Omer Avital
New Song

Omer Avital - bass
Avishai Cohen - trumpet
Joel Frahm - tenor saxophone
Yonathan Avishai - piano
Daniel Freedman - drums

Mehdi Chaib - Lead voice on “Tsafdina” and Karkabas on “Maroc”

Choir on “Tsfadina” and “Small Time Shit”: Omer Avital, Avishai Cohen, Joel Frahm, Yonathan Avishai, Daniel Freedman, Mehdi Chaib, Pini Shavit.

Produced by Sébastien Vidal

Liner notes by Vincent Bessières:

New Song features a quintet which Omer Avital has led for many years, and which is a direct descendant of the ensemble with which Avital made a name for himself. However, this current group is imbued with the cultural heritage that the bass player took time exploring in the mid-2000s, when he returned to his homeland to reconnect with his ancestral roots – Yemenite on his mother’s side and Moroccan on his father’s.
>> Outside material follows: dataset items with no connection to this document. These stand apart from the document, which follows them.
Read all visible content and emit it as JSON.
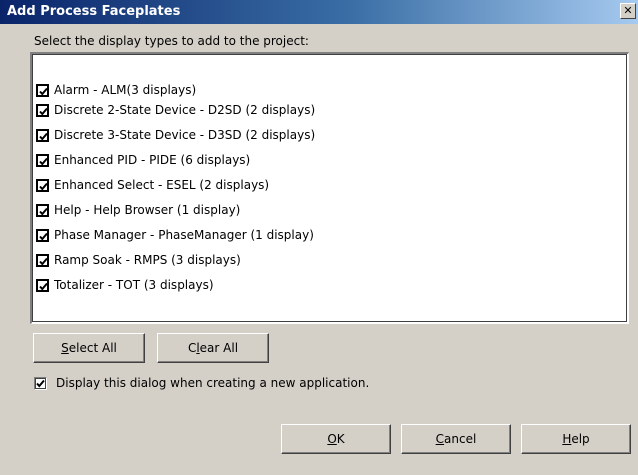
{
  "window": {
    "title": "Add Process Faceplates",
    "close_glyph": "✕"
  },
  "prompt": "Select the display types to add to the project:",
  "display_types": [
    {
      "label": "Alarm - ALM(3 displays)",
      "checked": true
    },
    {
      "label": "Discrete 2-State Device - D2SD (2 displays)",
      "checked": true
    },
    {
      "label": "Discrete 3-State Device - D3SD (2 displays)",
      "checked": true
    },
    {
      "label": "Enhanced PID - PIDE (6 displays)",
      "checked": true
    },
    {
      "label": "Enhanced Select - ESEL (2 displays)",
      "checked": true
    },
    {
      "label": "Help - Help Browser (1 display)",
      "checked": true
    },
    {
      "label": "Phase Manager - PhaseManager (1 display)",
      "checked": true
    },
    {
      "label": "Ramp Soak - RMPS (3 displays)",
      "checked": true
    },
    {
      "label": "Totalizer - TOT (3 displays)",
      "checked": true
    }
  ],
  "buttons": {
    "select_all": {
      "mnemonic": "S",
      "rest": "elect All"
    },
    "clear_all": {
      "pre": "C",
      "mnemonic": "l",
      "rest": "ear All"
    },
    "ok": {
      "mnemonic": "O",
      "rest": "K"
    },
    "cancel": {
      "mnemonic": "C",
      "rest": "ancel"
    },
    "help": {
      "mnemonic": "H",
      "rest": "elp"
    }
  },
  "option": {
    "label": "Display this dialog when creating a new application.",
    "checked": true
  }
}
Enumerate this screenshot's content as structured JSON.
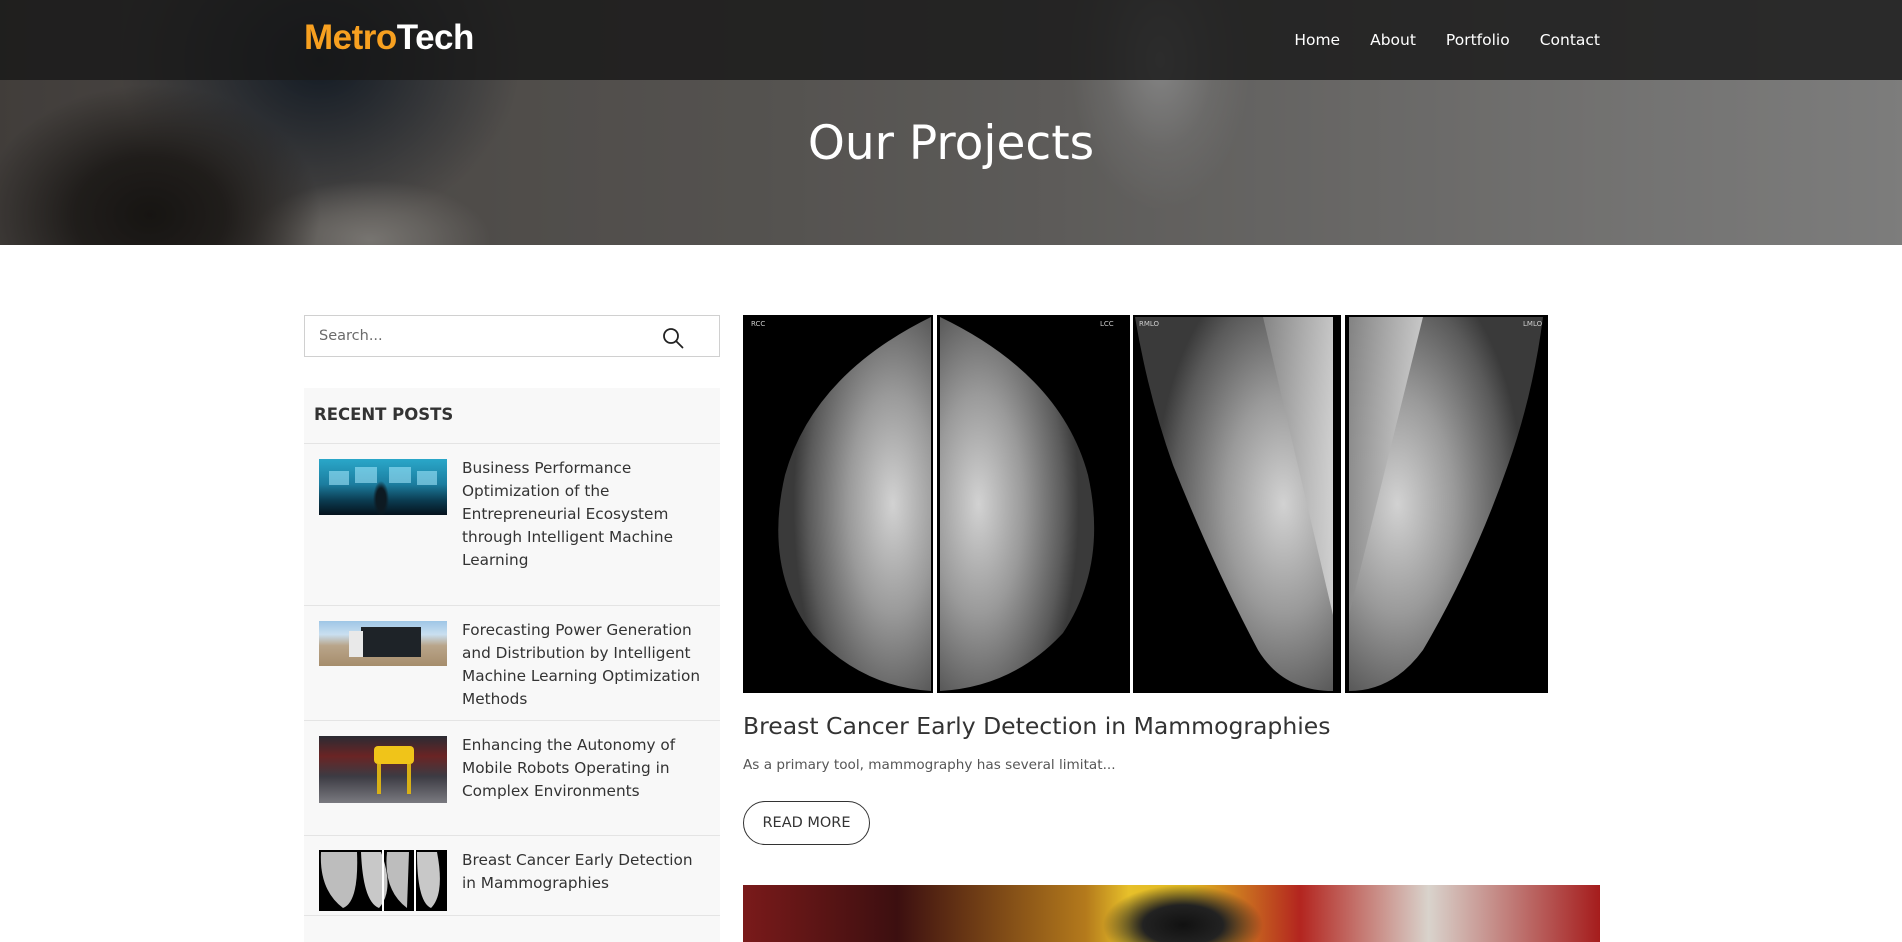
{
  "brand": {
    "part1": "Metro",
    "part2": "Tech"
  },
  "nav": [
    "Home",
    "About",
    "Portfolio",
    "Contact"
  ],
  "hero": {
    "title": "Our Projects"
  },
  "search": {
    "placeholder": "Search..."
  },
  "sidebar": {
    "recent_title": "RECENT POSTS",
    "posts": [
      {
        "title": "Business Performance Optimization of the Entrepreneurial Ecosystem through Intelligent Machine Learning"
      },
      {
        "title": "Forecasting Power Generation and Distribution by Intelligent Machine Learning Optimization Methods"
      },
      {
        "title": "Enhancing the Autonomy of Mobile Robots Operating in Complex Environments"
      },
      {
        "title": "Breast Cancer Early Detection in Mammographies"
      }
    ]
  },
  "article": {
    "title": "Breast Cancer Early Detection in Mammographies",
    "excerpt": "As a primary tool, mammography has several limitat...",
    "read_more": "READ MORE",
    "image_labels": [
      "RCC",
      "LCC",
      "RMLO",
      "LMLO"
    ]
  },
  "colors": {
    "brand_orange": "#f7a020",
    "header_bg": "#181818"
  }
}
This Mizrahi (Middle Eastern Jewish) heritage has long been mistrusted in Israeli society because of the links it maintains, out of necessity, with Arab culture. Avital studied its folk songs, dance rhythms and rituals, and these fed his imagination in the same way that blues, gospel and soul had fed his inspiration before them. The titles of his songs demonstrate how he now looks to the East as well as to New York, toward the West as much as toward the Arab world, toward the solitude of the desert as much as the urban mêlée.

Duke Ellington led his orchestra in Caravan, Dizzy Gillespie spent a famous Night in Tunisia, and Yusef Lateef addressed a Prayer to the East. With Omer Avital, however, the integration of jazz with the musical traditions of the Arab world is more than just a convenient meeting. It is the fruit of the assimilation of two cultures, an assimilation so strong that New Song resonates with endless colors and rhythms, joyfully combining ritual music with Afro-American grooves, linking the phrasing of Eastern melodies with the fervor of gospel and the expressiveness of soul. From the trance of Gnawas to the funky warmth of the Jazz Messengers, Yemenite songs with the workshop spirit of Charles Mingus, his musicians are at one with him as they effortlessly and joyfully leap from one genre to another. Some share his dual culture – like the trumpeter Avishai Cohen, who sprinkles his playing with Lee Morgan-like accents, or pianist Yonathan Avishai, reminiscent of McCoy Tyner’s fascination with the East. Others have absorbed it over time – such as the soulful saxophonist Joel Frahm and the drummer Daniel Freedman, whose sticks act as musical hyphens linking previously incompatible rhythmic worlds.

For Omer Avital, jazz is a language of reconciliation which has allowed him, through a strange balance of demands and tolerance, to reconnect with his roots without falling into the anonymity of folklore, to take on the culture of his homeland without being forced to limit himself to it. Demands, because he knows, having learned his trade live on the stages of clubs rather than in conservatoires, that jazz does not let itself be carelessly fused with just any other style. Tolerance, because he knows that jazz is a language which allows all hybridizations so long as certain essential elements are preserved, and one into which music can be introduced that on the face of it has nothing to do with its tradition. As a true citizen of the global village, in New Song Omer Avital makes his homeland, and the contradictions within it, resonate with just one voice – his own – a voice which no-one could mistake for any other. His songs, new or old, speak to us as much of himself as of the world in which we live. And that is not the least of their virtues.